Наверху скрипнула дверь. Шаги — лёгкие, крадущиеся, не похожие на тяжёлую поступь отца. Несколько пар. Он услышал, как мать ахнула, как отец выругался сквозь зубы.
— Маркета, — голос был женским, низким, с неприятным присвистом, — мы же договаривались. Ты не должна была скрываться от нас.
— Я не скрывалась, — голос матери дрожал. — Я просто… хотела другую жизнь. Для мужа. Для сына.
— Для сына? — рассмеялась другая, более молодая. — Ты родила от смертного? Какое унижение. Неужели ради этого стоило отказываться от нашего дара?
Томаш через щель видел три фигуры. Женщины в длинных тёмных одеждах — не крестьянских, а скорее дорогих, с бахромой и серебряными застёжками. Их волосы были белыми, будто выгоревшими добела. А глаза… глаза горели алым, как у зверя в темноте. Томаш узнал эти приметы. Такие же глаза и волосы он видел у Селены.
— Уходите, — отец шагнул вперёд, заслоняя собой жену. На нём была грубая рубаха с закатанными рукавами — он работал в кузнице допоздна. — Оставьте мою жену в покое.
— Какой храбрый, — первая ведьма улыбнулась, обнажив два ряда острых, подпиленных зубов. — Ты даже не знаешь, что мы такое, смертный.
Она щёлкнула пальцами — и из складок её одежды выползла змея. Белая, с бледными, как молоко, чешуйками, с красными глазами. Змея скользнула по полу быстрее, чем Томаш успел моргнуть, и впилась в ногу отца. Тот вскрикнул, схватился за бедро, и в следующий миг рухнул на колени — тело перестало слушаться, мышцы окаменели. Он застыл, как статуя, с открытым ртом, из которого вырывалось только сиплое, хриплое дыхание.
— Якуб! — мать бросилась к нему, но ведьмы уже окружили её.
— Не трогайте его, — прошептала она. — Возьмите меня. Делайте что хотите. Только оставьте мужа и сына.
— Где твой сын? — третья ведьма, самая высокая, повернула голову. Её глаза алчно скользнули по комнате.
— Его нет, — быстро сказала мать. — Я отправила его в город к сестре. Он ничего не знает.
Ведьма прищурилась, но обыск не начала. Видимо, поверила. Или ей было всё равно.
— Начнём, — приказала первая.
И тогда случилось то, что Томаш будет помнить всегда — не потому, что хотел, а потому, что кошмар вколотил эти образы в подкорку огнём и железом.
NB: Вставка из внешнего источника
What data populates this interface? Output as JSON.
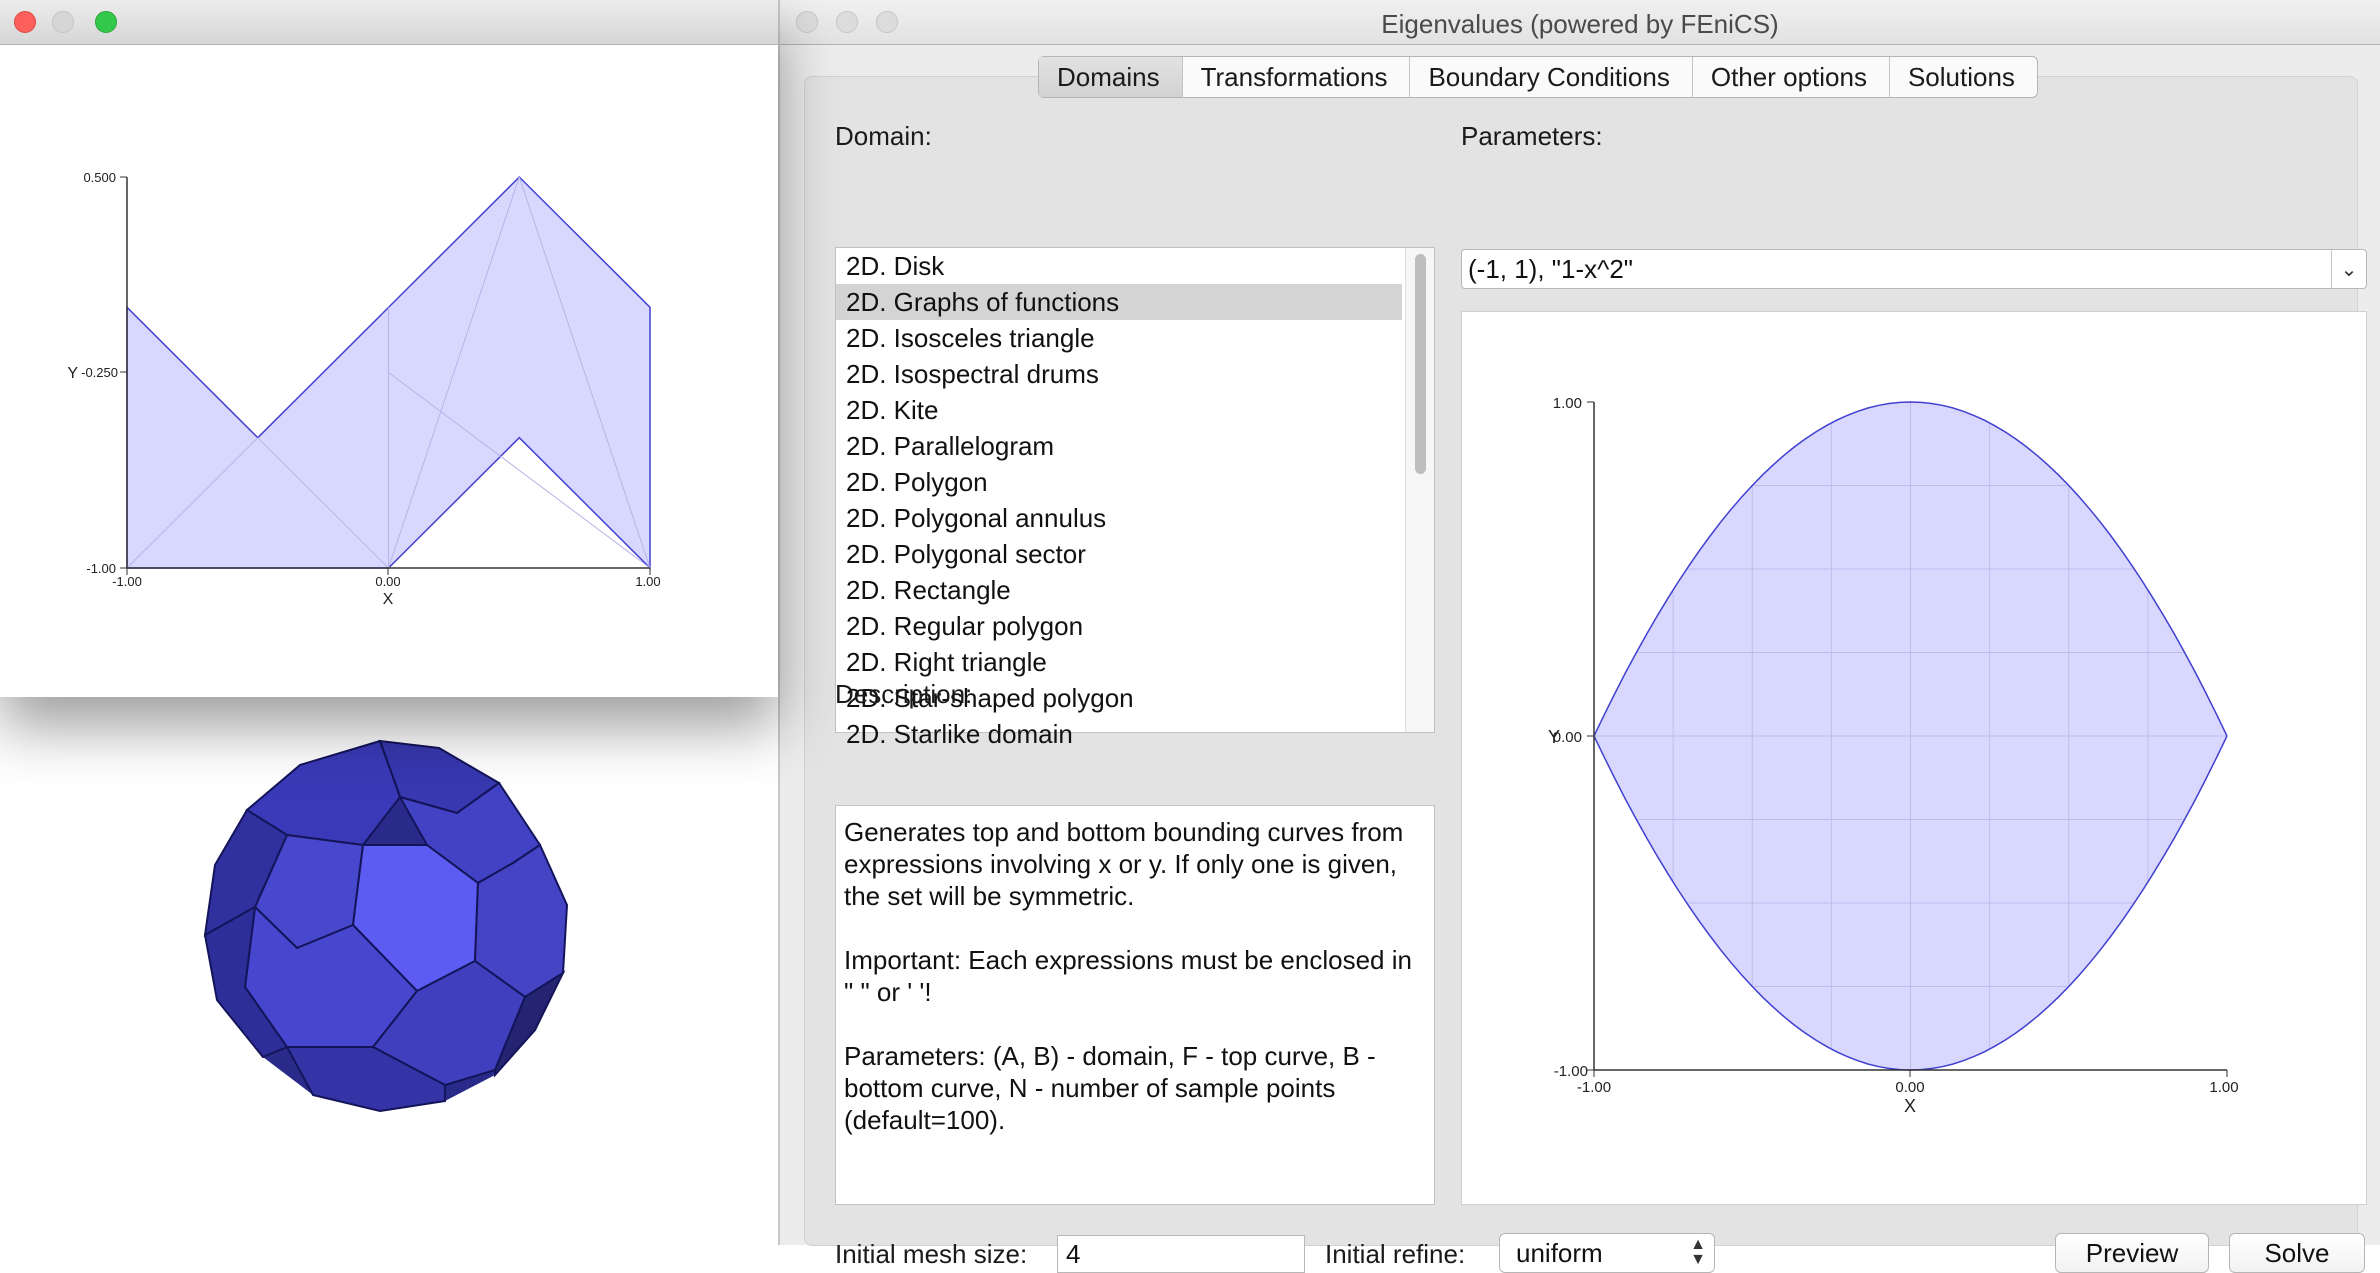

Две ведьмы удерживали мать, а третья — высокая — выхватила из складок юбки нож. Лезвие было чёрным, с рунами, которые светились тусклым багрянцем. Маркета не кричала. Она смотрела на мужа — на его парализованное тело, на его глаза, наполненные животным ужасом, — и шептала что-то беззвучно. Адам из своего убежища не слышал слов, но губы матери двигались в знакомом ритме. «Адам».
Нож вошёл в грудь. Неглубоко, ровно туда, где бьётся сердце. Мать охнула, согнулась, но ведьмы держали её крепко. Высокая запустила руку в рану — Адам услышал влажный хруст, когда её пальцы сомкнулись вокруг чего-то скользкого и живого. Сердце.
Она вырвала его.
Кровь хлынула фонтаном, заливая пол, одежды ведьм, застывшее лицо отца. Маркета упала на колени, потом на бок, и её глаза — карие, тёплые — погасли, превратились в мутное стекло. Ведьма подняла сердце — оно всё ещё билось, пульсировало в её ладони, разбрасывая капли — и поднесла к губам. Откусила кусок, как яблоко. Кровь потекла по её подбородку, смешиваясь со слюной.
Остальные две ведьмы опустились на колени рядом. Они пили кровь из раны матери — жадно, с причмокиванием, впиваясь губами в разорванную плоть.
Адам смотрел. Не мог отвести взгляд. Не мог закрыть глаза — веки не слушались. Тошнота подкатила к горлу, но он проглотил её, зная, что если издаст хоть звук — его найдут и сделают то же самое. Он был беспомощен. Маленький, запертый в вонючей яме, трясущийся от страха, сжимающий кулаки так, что ногти впивались в ладони до крови.
Почему я ничего не могу сделать? Почему я такой слабый?
Его отец — парализованный, но живой — смотрел на это всё. Глаза его, широко распахнутые, не могли закрыться. Слёзы катились по щекам, смешиваясь с каплями крови, которые долетали до его лица. Он не мог кричать. Не мог шевельнуться. Только смотреть, как трое монстров в человеческом обличье пожирают его жену заживо.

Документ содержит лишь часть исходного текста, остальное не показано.